We assessed 127 DBA patients from 3 centers in USA and Brazil with chronic anemia, reticulocytopenia, reduced/absent bone marrow erythroid precursors and at least one of: 1) presentation by the third year of life, 2) known DBA-associated PGV, and/or 3) unknown PGV but family history consistent with DBA. We examined complete blood counts, iron parameters and bone marrow morphology. We designed a comprehensive error-corrected sequencing panel with integrated copy number variant (CNV) detection (sensitivity of 0.5%) targeting 181 genes related to DBA, myeloid neoplasms (MN), erythropoiesis and ribosome biology. CH was screened in patients' granulocytes (NHLBI) or total leukocytes (NCI and USP) at last visit.
Median age was 18 years (0-69), and 43% of patients were female. Median age (range) varied by institution (p<0.001): USP patients (6 y [0-40y]) were younger than those from NCI (25 y [6-69y], p<0.0001) and NHLBI (27 y [2-58y], p<0.001). These differences likely reflect disparities in healthcare infrastructure and timing of implementation of iron chelation therapy in the NCI/NHLBI cohorts. Phenotypic abnormalities were present in 39% of patients (cardiac [21%], limb/thumb [20%] and genitourinary [9%]). Neutropenia occurred in 19%, thrombocytopenia in 4%, iron overload in 46%, and 52% were on chelation therapy.
Germline RPS/RPL variants were detected in 85.4% of patients, most commonly in RPS19 (29.6%), RPS26 (10.4%), RPS29 (8.0%), RPL11 (7.2%) and RPL5 (6.4%). Novel PGVs or gene deletions were detected in 11 patients with a previous unknown genotype, most commonly in RPS26, RPS17, and RPS19. Two patients meeting DBA clinical criteria had PGVs in ADA2 (CECR1): 1 with a homozygous splice-site variant, the other with a heterozygous duplication of exons 2–8 with absent plasma ADA2 levels. Leukocyte, neutrophil and platelet counts correlated with prevalent genotypes (RPS19, RPS26, and RPS29): patients with “other variants” had lower leukocytes than RPS19 and RPS26 and lower neutrophils than RPS29, whereas RPS26 had higher platelets than both RPS19 and RPS29.
CH was detected in 9/109 (8%) of NCI/USP patients (median age of 16y) at median variant allele frequencies (VAF) of 2% (range: 0.6-25%); no recurrently mutated gene was found. TP53 mutations were seen in two patients at VAFs 3%. CH associated with aging was detected in patients >17 y (median [range]: 35 [1-50]). In the NHLBI cohort, CH frequency was higher (4/25; 16%), likely due to use of granulocytes for screening and was detected in patients with median age of 35y [27-42y]. These findings are significantly different from Shwachman-Diamond syndrome, another ribosomopathy, where CH was detected in >70% of patients at median age of 10y (Kennedy et al, 2021). Additionally, 2 patients were detected with RPS19 p.E32X (VAF 29%) and RPL26 c.310-16_353del (VAF 30%), suggestive of possible somatic reversion (germline testing is underway for confirmation); the RPL26 patient had spontaneous remission (steroid and transfusion independent) during follow-up (age 5y). Somatic mutations were also found in non-classical myeloid cancer genes, such as HSPA1A, TFRC, BAX, and EIF5B. CH did not correlate with signs of myeloid neoplasia (bone marrow dysplasia or increased blast counts) or cytopenia at last follow-up.

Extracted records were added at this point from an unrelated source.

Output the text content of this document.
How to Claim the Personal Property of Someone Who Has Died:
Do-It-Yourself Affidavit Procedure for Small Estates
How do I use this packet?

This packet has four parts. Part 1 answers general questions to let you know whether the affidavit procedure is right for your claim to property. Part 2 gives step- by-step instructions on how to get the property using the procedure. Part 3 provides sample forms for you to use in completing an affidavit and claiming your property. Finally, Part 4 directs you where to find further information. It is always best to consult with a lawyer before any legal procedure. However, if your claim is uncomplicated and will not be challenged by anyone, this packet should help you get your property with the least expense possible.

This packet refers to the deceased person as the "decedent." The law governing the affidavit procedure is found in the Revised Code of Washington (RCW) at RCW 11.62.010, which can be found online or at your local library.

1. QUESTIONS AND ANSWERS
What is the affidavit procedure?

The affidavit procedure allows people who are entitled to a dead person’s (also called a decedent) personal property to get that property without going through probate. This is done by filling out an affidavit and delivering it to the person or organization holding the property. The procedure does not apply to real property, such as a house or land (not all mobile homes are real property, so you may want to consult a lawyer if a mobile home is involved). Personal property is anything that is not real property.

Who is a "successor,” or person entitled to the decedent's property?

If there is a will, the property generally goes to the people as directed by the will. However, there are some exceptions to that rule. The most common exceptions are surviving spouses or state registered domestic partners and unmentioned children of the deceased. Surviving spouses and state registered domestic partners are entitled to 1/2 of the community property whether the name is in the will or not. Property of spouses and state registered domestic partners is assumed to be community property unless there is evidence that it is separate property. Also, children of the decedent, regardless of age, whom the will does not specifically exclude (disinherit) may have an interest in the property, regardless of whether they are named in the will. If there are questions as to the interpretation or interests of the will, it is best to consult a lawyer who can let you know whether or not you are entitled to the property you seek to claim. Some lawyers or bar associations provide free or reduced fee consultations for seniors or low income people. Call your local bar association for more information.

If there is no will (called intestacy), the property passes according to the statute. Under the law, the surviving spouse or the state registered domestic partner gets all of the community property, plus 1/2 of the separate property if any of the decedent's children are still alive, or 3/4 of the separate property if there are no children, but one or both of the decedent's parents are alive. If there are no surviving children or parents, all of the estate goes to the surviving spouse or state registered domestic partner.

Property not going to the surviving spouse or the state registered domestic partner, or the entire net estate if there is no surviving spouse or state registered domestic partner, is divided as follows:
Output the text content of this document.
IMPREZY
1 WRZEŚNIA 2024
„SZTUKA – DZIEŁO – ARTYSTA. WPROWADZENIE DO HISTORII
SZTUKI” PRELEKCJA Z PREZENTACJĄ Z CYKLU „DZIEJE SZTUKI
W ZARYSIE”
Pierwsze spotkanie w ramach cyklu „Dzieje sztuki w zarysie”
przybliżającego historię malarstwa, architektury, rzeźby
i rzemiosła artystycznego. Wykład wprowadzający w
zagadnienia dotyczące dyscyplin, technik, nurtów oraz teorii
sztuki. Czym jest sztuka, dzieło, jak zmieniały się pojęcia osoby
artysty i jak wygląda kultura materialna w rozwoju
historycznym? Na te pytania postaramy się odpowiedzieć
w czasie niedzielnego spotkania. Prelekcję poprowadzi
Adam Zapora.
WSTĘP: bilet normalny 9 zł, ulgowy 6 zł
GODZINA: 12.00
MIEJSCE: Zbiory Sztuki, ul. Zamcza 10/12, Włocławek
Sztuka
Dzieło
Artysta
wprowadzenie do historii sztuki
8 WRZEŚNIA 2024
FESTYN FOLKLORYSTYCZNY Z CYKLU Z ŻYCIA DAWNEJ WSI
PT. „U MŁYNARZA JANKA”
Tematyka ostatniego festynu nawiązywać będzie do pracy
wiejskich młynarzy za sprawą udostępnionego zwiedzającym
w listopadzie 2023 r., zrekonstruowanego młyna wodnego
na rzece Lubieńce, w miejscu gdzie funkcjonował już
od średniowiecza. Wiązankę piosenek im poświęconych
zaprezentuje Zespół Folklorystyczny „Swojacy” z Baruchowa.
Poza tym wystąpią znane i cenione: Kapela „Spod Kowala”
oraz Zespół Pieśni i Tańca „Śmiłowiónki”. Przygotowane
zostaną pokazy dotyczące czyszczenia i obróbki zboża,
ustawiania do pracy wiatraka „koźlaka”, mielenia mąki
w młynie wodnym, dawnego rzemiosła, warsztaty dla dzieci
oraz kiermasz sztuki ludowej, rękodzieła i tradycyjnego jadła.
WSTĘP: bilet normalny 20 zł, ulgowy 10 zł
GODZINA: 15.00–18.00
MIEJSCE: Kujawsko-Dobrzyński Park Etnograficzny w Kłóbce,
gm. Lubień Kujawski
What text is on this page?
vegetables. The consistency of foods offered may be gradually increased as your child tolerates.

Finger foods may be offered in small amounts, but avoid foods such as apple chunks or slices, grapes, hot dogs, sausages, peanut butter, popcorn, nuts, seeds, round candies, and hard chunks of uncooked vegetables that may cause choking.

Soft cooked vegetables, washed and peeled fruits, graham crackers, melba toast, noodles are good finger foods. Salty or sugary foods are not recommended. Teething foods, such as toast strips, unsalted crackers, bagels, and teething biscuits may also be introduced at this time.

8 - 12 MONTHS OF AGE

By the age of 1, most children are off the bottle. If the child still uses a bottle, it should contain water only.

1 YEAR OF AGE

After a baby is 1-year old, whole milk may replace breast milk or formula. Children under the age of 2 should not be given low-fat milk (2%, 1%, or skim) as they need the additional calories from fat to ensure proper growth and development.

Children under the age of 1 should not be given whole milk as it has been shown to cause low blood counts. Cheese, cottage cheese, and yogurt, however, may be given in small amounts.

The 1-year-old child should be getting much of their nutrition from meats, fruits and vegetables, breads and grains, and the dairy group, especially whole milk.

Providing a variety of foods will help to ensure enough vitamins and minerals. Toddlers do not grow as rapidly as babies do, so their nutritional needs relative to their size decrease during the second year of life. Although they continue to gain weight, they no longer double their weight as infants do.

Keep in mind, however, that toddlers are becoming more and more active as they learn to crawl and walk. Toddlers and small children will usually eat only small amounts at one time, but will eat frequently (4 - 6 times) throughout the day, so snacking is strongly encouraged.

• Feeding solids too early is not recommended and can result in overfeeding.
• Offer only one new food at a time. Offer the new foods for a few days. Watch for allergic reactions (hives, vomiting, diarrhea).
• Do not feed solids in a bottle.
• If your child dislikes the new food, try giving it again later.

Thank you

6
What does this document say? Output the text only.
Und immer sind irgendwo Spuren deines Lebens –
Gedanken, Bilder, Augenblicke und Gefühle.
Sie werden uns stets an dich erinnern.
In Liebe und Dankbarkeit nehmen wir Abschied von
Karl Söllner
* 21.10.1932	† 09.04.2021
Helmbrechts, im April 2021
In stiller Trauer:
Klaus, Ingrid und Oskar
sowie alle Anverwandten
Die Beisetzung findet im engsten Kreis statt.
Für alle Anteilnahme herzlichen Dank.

Unlike other IBMFS, CH frequency in DBA is low, even when enriched granulocytes are used for screening; CH was more common in older patients. These findings highlight the unique DBA pathophysiology and may explain the low MN incidence in these patients. Integration of CNV analysis in our panel facilitated molecular diagnosis of 6% of patients with large RPS/RPL gene deletions. Although rare, revertant CH in DBA may correlate with clinical presentations. Ongoing longitudinal follow-up and functional studies will be essential to elucidate the clinical impact of these somatic events in DBA.